Ну а «наших» китайцев и спрашивать бесполезно. Поскольку у них, в общем-то народа неглупого, иметь собственное мнение в присутствии вышестоящих — традицией запрещено. Как Ли Юншен, даже речь свою толкая, все время на Куницына оглядывался, а несколько раз даже его кивка ждал — все ли правильно говорю? И это тот из местных, кого мы сочли наиболее смышленым! Но и для него все просто и ясно: командир — это голос и рука самого Красного Императора Сталина, и за неподчинение — смерть, — а так как назад в босяки (это в лучшем случае, если живым) Юншену очень не хочется, то абсолютно любой приказ Куницына он выполнит не задумываясь — расстрелять или хоть живьем закопать все население этой деревни, будет исполнено, тащ командир! И чем же тогда мы от немецких карателей отличаемся? А солдаты тем более колебаться не станут — оказывается, южане для них никакие не «свои», тут даже язык отличается, даже мне иногда приходится не словами, а иероглифами изъясняться, чтобы понять диалект.

Еще запомнилось, как в одном городишке председателя «революционного комитета» выбирали. Когда «беднейшие и угнетенные» стали друг другу морды бить, разбираясь, кому в главы. А городок этот был уже не просто кучей хижин, тут и какие-то мастерские, даже заводики наличествовали — гончарный, ткацкий. Куницын и сказал, когда буянов успокоили умеренной силой (выбитые зубы не в счет):

— Так, может, хватит голодрань выбирать, поступим, как в Маньчжурии в сорок пятом. Где, при отсутствии коммунистов, мэром назначали владельца самого успешного предприятия. А кто тут у нас самый успешный?

Оказалось — хозяин местного публичного дома!
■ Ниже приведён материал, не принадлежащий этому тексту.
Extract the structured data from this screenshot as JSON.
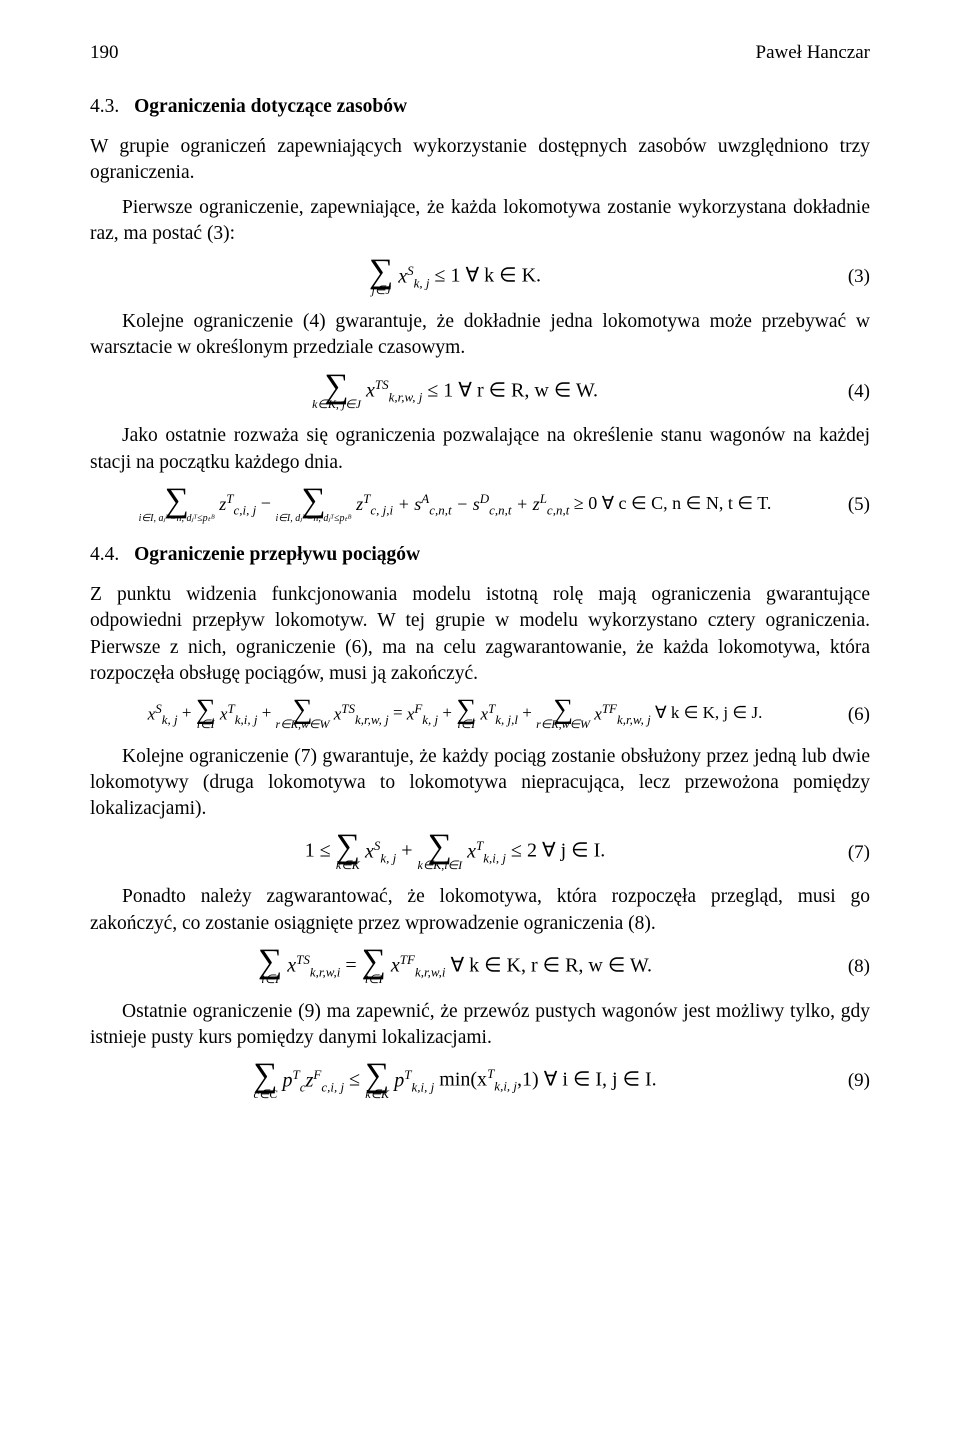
{
  "page": {
    "number": "190",
    "author": "Paweł Hanczar"
  },
  "sec43": {
    "num": "4.3.",
    "title": "Ograniczenia dotyczące zasobów",
    "p1": "W grupie ograniczeń zapewniających wykorzystanie dostępnych zasobów uwzględniono trzy ograniczenia.",
    "p2": "Pierwsze ograniczenie, zapewniające, że każda lokomotywa zostanie wykorzystana dokładnie raz, ma postać (3):",
    "p3": "Kolejne ograniczenie (4) gwarantuje, że dokładnie jedna lokomotywa może przebywać w warsztacie w określonym przedziale czasowym.",
    "p4": "Jako ostatnie rozważa się ograniczenia pozwalające na określenie stanu wagonów na każdej stacji na początku każdego dnia."
  },
  "sec44": {
    "num": "4.4.",
    "title": "Ograniczenie przepływu pociągów",
    "p1": "Z punktu widzenia funkcjonowania modelu istotną rolę mają ograniczenia gwarantujące odpowiedni przepływ lokomotyw. W tej grupie w modelu wykorzystano cztery ograniczenia. Pierwsze z nich, ograniczenie (6), ma na celu zagwarantowanie, że każda lokomotywa, która rozpoczęła obsługę pociągów, musi ją zakończyć.",
    "p2": "Kolejne ograniczenie (7) gwarantuje, że każdy pociąg zostanie obsłużony przez jedną lub dwie lokomotywy (druga lokomotywa to lokomotywa niepracująca, lecz przewożona pomiędzy lokalizacjami).",
    "p3": "Ponadto należy zagwarantować, że lokomotywa, która rozpoczęła przegląd, musi go zakończyć, co zostanie osiągnięte przez wprowadzenie ograniczenia (8).",
    "p4": "Ostatnie ograniczenie (9) ma zapewnić, że przewóz pustych wagonów jest możliwy tylko, gdy istnieje pusty kurs pomiędzy danymi lokalizacjami."
  },
  "eq": {
    "e3": {
      "label": "(3)",
      "idx": "j∈J",
      "body_var": "x",
      "body_sub": "k, j",
      "body_sup": "S",
      "rel": " ≤ 1    ∀ k ∈ K."
    },
    "e4": {
      "label": "(4)",
      "idx": "k∈K, j∈J",
      "body_var": "x",
      "body_sub": "k,r,w, j",
      "body_sup": "TS",
      "rel": " ≤ 1    ∀ r ∈ R, w ∈ W."
    },
    "e5": {
      "label": "(5)",
      "idx1": "i∈I, aⱼᴺ=n, dⱼᵀ≤pₜᴮ",
      "t1_var": "z",
      "t1_sub": "c,i, j",
      "t1_sup": "T",
      "minus": " − ",
      "idx2": "i∈I, dⱼᴺ=n, dⱼᵀ≤pₜᴮ",
      "t2_var": "z",
      "t2_sub": "c, j,i",
      "t2_sup": "T",
      "t3": " + s",
      "t3_sub": "c,n,t",
      "t3_sup": "A",
      "t4": " − s",
      "t4_sub": "c,n,t",
      "t4_sup": "D",
      "t5": " + z",
      "t5_sub": "c,n,t",
      "t5_sup": "L",
      "rel": " ≥ 0    ∀ c ∈ C, n ∈ N, t ∈ T."
    },
    "e6": {
      "label": "(6)",
      "a_var": "x",
      "a_sub": "k, j",
      "a_sup": "S",
      "plus": " + ",
      "b_idx": "i∈I",
      "b_var": "x",
      "b_sub": "k,i, j",
      "b_sup": "T",
      "c_idx": "r∈R,w∈W",
      "c_var": "x",
      "c_sub": "k,r,w, j",
      "c_sup": "TS",
      "eq": " = ",
      "d_var": "x",
      "d_sub": "k, j",
      "d_sup": "F",
      "e_idx": "l∈I",
      "e_var": "x",
      "e_sub": "k, j,l",
      "e_sup": "T",
      "f_idx": "r∈R,w∈W",
      "f_var": "x",
      "f_sub": "k,r,w, j",
      "f_sup": "TF",
      "rel": "    ∀ k ∈ K, j ∈ J."
    },
    "e7": {
      "label": "(7)",
      "one": "1 ≤ ",
      "a_idx": "k∈K",
      "a_var": "x",
      "a_sub": "k, j",
      "a_sup": "S",
      "plus": " + ",
      "b_idx": "k∈K,i∈I",
      "b_var": "x",
      "b_sub": "k,i, j",
      "b_sup": "T",
      "rel": " ≤ 2    ∀ j ∈ I."
    },
    "e8": {
      "label": "(8)",
      "a_idx": "i∈I",
      "a_var": "x",
      "a_sub": "k,r,w,i",
      "a_sup": "TS",
      "eq": " = ",
      "b_idx": "i∈I",
      "b_var": "x",
      "b_sub": "k,r,w,i",
      "b_sup": "TF",
      "rel": "      ∀ k ∈ K, r ∈ R, w ∈ W."
    },
    "e9": {
      "label": "(9)",
      "a_idx": "c∈C",
      "a_var": "p",
      "a_sub": "c",
      "a_sup": "T",
      "a2_var": "z",
      "a2_sub": "c,i, j",
      "a2_sup": "F",
      "rel1": " ≤ ",
      "b_idx": "k∈K",
      "b_var": "p",
      "b_sub": "k,i, j",
      "b_sup": "T",
      "min": " min(x",
      "min_sub": "k,i, j",
      "min_sup": "T",
      "min_close": ",1)",
      "rel2": "    ∀ i ∈ I, j ∈ I."
    }
  }
}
Поскольку городских путиловых и рябушинских успели прибить, вместе с семьями, даже дома их уже разграбили. Городок небольшой, так что доставили этого типа быстро, он сразу ниц упал и стал умолять подарить ему легкую смерть, «а не так, как почтенному Чжэну», это здешний хлеботорговец. Услышав же, что его хотят сделать главой, сразу воспрял и произнес витиеватую речь во славу великих Трех Императоров — Сталина, Гао Гана и Пу И. Говорил он не на местном, а на «мандаринском» наречии, чем меня заинтересовал — оказалось, он какую-то школу успел окончить, то есть по местной мерке, человек образованный.
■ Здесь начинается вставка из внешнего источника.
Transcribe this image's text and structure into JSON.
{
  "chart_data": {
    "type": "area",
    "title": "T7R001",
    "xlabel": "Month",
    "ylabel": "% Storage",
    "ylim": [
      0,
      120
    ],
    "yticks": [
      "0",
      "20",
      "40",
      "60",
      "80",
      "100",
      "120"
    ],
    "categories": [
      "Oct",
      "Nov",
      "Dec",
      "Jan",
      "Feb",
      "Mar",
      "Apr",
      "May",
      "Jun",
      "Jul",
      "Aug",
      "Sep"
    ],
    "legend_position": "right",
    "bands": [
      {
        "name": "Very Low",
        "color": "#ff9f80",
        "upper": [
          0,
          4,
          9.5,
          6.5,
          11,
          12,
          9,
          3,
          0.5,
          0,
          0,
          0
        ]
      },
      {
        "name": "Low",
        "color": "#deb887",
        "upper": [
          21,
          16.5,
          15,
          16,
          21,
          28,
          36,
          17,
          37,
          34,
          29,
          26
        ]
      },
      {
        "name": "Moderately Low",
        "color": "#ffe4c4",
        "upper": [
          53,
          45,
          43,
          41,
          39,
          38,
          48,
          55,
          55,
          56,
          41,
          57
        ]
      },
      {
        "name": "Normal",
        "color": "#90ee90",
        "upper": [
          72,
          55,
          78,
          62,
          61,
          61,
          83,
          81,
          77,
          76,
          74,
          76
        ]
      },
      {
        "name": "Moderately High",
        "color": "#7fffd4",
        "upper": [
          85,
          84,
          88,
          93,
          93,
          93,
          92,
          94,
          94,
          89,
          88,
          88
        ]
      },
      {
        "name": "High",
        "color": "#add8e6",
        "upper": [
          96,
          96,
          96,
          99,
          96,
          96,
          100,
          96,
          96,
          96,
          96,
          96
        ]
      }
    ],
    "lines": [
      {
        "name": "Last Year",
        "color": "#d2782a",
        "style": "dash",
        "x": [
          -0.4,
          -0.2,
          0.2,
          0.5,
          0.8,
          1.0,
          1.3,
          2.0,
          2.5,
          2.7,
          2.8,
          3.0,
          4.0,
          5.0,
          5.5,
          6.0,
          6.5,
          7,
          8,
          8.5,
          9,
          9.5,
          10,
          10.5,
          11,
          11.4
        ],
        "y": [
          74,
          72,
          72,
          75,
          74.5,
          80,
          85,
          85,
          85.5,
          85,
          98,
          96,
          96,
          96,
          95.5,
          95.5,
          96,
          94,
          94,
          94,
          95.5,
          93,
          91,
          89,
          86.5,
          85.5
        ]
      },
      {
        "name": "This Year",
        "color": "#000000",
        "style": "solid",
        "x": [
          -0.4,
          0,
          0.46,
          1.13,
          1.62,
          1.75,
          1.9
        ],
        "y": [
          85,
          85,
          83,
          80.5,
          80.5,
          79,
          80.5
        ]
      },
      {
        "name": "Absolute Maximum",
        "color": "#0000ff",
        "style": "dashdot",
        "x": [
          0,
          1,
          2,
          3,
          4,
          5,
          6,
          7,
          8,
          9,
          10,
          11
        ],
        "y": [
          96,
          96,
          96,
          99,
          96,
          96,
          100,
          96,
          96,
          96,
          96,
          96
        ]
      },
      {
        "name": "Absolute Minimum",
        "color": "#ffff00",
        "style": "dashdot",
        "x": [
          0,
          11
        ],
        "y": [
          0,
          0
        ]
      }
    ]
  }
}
— Ты, главное, порядок блюди! — сказал Куницын. — Чтоб промышленность здесь работала, на благо революции. И никаких чанкайшистских мятежей!

А этот склонился и изрек:

— Великий Конфуций учил почитать порядок. Для чего нужны три вещи: слепая вера в непогрешимость законов, беспрекословное оным повиновение, а также неусыпное наблюдение каждого за всеми. А пуще всего надо грамоту извести, от нее все беды. Грамотным надлежит быть лишь тем, кому дозволено и нужно — для прочих же чтение есть опасность погрязть в сомнении и смуте. Мне будет дозволено представить достойным господам список тех, кого следует убить — или я буду вправе сделать это по собственному разумению?

И тут я, Аркадий Стругацкий, повидавший за время войны всякое (одна Блокада чего стоит), но не убивший пока ни одного человека, страстно захотел, чтобы эта тварь перестала быть. Он со всеми начнет — грамотный? На плаху! Во имя серости и бескультурья. Когда даже в Ленинграде, той самой страшной блокадной зимой, все же оставались работающие театры, школы, библиотеки. Что еще отличает человека от скота?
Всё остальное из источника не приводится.